Looking back on Neurodiversity Celebration Week

Hello, my name is Birgit. I am one of the pharmacists at UHP and have been working together with the Oncology and Haematology team since 2005.

I like to learn and I am always keen to understand how new drug therapies are incorporated into treatment pathways. I have a Masters in Oncology and I am a non-medical prescriber. Over the years I have tried to understand more about the treatment of various malignant diseases. Then in 2021 I was diagnosed with early breast cancer myself which was like a wakeup call to live my life to its best possible potential, to be grateful for all the people, pets, and things which I have in my life and never to take anything for granted.

In this blog, I would like to explain further what Neurodiversity Celebration Week, which took place from the 13 to 19 March 2023, meant for me.

Neurodiversity is an umbrella term for various conditions like autism, ADHD, dyslexia, dyspraxia and Tourette’s syndrome to name a few. It is estimated that app 15 to 20 percent of the population are neurodivergent – which can lead to different ways of thinking, communication and processing of information.

Neurodiversity Celebration Week is about recognising those differences, giving neurodivergent people a voice and celebrating their contributions to life and the workplace.

I would like to emphasise that it is still important to be yourself and not have too many labels attached although labels can be helpful with identity.   

I was diagnosed with Autism Spectrum Condition (ASC) in 2016 in my early forties after suffering from a burnout. (World Autism Acceptance Week is from 27 March to 2 April 2023) I now know that it is quite common for people with ASC to have mental health conditions like anxiety and depression. The world can be a scary place and I often have a sense of not quite fitting in with the crowd or feeling a bit lonely or lost. Learning new things can sometimes become all-consuming for me to the point that it makes me very tired.

Over recent years I have learnt to be more self-aware, to focus on my wellbeing and I am getting better in setting boundaries. This hopefully helps me to stay physically and mentally well. I also started a yoga teacher training course with the Devon School of Yoga in Exeter and I am hoping that one day I can combine my work as a cancer services pharmacist with teaching yoga. I have a few ideas such as running classes for women who are recovering after breast cancer surgery or are on endocrine therapy since this treatment can cause various side effects like fatigue and joint pain.  

I have many interests and hobbies. Many of my friends I have made by practicing yoga, open water swimming, or going on kayak trips with a local kayak club. Social things can be challenging for me especially if I don’t know the people very well or if there are large crowds. Sometimes I notice that I have difficulties to regulate my emotions or I find emotions overwhelming.

At work my strengths are certainly attention to detail, being focussed and goal orientated, being curious and wanting to learn, retaining information, being a logical thinker and applying knowledge in a clinical context for individual patients. All of these can contribute to keeping patients safe. I function best if I have some routine and know what is going to happen each day or is expected of me. When I am given the opportunity to contribute with my knowledge and experience then I can be very useful for other healthcare professionals.

One of the consultant’s used to say that I am saving her bacon. I am still looking for this bacon. I know that I take things very literally. Idioms can be a challenge for me as I am German. The British sense of humour may create some confusion, although I have been told that even I have a sense of humour which is very kind of people to say.

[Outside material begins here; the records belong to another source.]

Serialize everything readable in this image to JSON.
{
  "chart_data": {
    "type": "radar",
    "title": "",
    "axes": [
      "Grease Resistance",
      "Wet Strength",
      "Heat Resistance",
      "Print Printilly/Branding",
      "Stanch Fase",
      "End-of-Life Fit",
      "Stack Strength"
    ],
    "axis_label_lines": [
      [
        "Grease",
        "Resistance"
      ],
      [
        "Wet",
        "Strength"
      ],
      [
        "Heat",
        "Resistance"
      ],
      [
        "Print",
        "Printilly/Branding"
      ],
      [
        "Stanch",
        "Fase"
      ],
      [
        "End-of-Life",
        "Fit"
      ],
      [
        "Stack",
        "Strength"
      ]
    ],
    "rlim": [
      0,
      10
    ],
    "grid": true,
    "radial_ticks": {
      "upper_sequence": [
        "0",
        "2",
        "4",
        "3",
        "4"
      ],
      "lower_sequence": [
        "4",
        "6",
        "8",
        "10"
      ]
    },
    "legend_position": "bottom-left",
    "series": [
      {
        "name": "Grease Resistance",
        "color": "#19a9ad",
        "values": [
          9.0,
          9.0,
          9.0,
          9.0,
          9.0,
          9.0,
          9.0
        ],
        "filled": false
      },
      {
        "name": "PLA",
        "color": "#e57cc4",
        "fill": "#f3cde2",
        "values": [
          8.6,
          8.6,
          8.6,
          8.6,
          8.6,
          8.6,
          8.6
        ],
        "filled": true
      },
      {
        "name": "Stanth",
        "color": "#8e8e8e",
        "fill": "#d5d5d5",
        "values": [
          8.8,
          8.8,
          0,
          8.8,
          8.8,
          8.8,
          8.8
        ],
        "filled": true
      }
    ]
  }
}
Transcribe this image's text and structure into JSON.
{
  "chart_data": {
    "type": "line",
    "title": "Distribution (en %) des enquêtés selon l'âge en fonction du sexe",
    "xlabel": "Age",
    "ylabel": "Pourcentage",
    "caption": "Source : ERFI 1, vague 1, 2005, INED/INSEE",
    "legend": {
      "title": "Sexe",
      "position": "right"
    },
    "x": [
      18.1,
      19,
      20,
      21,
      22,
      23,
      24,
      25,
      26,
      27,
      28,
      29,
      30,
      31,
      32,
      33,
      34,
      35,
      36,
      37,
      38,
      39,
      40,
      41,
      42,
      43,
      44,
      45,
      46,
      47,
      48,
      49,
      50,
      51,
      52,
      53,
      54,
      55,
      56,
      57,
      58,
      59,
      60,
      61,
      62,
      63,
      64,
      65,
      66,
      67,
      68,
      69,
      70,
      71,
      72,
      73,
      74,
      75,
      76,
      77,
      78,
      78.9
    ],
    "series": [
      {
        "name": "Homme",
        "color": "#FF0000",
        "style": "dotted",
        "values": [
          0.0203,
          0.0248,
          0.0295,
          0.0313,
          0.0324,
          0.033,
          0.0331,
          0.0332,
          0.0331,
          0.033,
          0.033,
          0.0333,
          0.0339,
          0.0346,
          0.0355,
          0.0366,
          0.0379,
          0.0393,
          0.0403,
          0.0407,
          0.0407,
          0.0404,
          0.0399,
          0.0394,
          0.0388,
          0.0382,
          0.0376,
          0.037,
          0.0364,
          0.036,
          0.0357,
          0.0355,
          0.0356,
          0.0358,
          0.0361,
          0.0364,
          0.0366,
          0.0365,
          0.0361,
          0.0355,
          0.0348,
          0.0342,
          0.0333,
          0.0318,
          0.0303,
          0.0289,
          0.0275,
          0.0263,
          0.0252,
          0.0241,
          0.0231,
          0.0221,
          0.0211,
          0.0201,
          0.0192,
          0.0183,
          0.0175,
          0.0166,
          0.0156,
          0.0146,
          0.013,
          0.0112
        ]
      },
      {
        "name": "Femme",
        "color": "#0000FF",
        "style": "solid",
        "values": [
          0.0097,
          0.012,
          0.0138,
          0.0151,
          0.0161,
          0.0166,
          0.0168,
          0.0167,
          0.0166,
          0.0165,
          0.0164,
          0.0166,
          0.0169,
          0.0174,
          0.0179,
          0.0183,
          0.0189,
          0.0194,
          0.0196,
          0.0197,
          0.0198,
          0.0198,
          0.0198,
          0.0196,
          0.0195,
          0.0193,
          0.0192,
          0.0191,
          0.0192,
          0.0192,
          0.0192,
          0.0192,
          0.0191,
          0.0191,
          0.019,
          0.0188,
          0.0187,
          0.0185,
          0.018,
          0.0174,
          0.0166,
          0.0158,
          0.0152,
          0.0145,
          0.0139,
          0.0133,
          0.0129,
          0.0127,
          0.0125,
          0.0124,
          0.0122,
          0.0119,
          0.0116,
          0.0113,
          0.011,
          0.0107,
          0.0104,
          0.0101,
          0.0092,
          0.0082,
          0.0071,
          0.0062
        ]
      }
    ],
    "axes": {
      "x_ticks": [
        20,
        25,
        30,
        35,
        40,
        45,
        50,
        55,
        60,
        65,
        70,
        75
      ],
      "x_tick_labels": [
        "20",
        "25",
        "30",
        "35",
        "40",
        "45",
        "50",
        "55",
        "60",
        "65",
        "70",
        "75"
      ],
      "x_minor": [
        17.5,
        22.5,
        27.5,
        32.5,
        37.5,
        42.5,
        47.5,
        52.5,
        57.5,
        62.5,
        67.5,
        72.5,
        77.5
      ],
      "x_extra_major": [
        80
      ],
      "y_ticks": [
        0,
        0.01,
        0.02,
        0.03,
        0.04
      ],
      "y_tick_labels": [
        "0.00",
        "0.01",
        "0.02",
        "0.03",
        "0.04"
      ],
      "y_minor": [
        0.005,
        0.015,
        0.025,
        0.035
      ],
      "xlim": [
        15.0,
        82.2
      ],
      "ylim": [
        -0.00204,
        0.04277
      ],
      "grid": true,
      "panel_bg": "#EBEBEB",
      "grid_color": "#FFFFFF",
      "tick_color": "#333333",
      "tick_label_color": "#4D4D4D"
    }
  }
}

I have some sensory issues predominately with background noise but also touch. I don’t like fans since the wind creates too much sensation on my skin. Our large office in pharmacy can often feel like a busy noisy train station to me. According to the equality act the workplace must make reasonable adjustments for neurodivergent people so I am grateful that I can start work an hour earlier than most of my colleagues, so I have some quiet time. I also don’t need to carry a bleep all the time.

I wish that in future more use can be made of my strong interest to learn and to apply my knowledge which will give me a purpose and focus and equally help to improve patient care.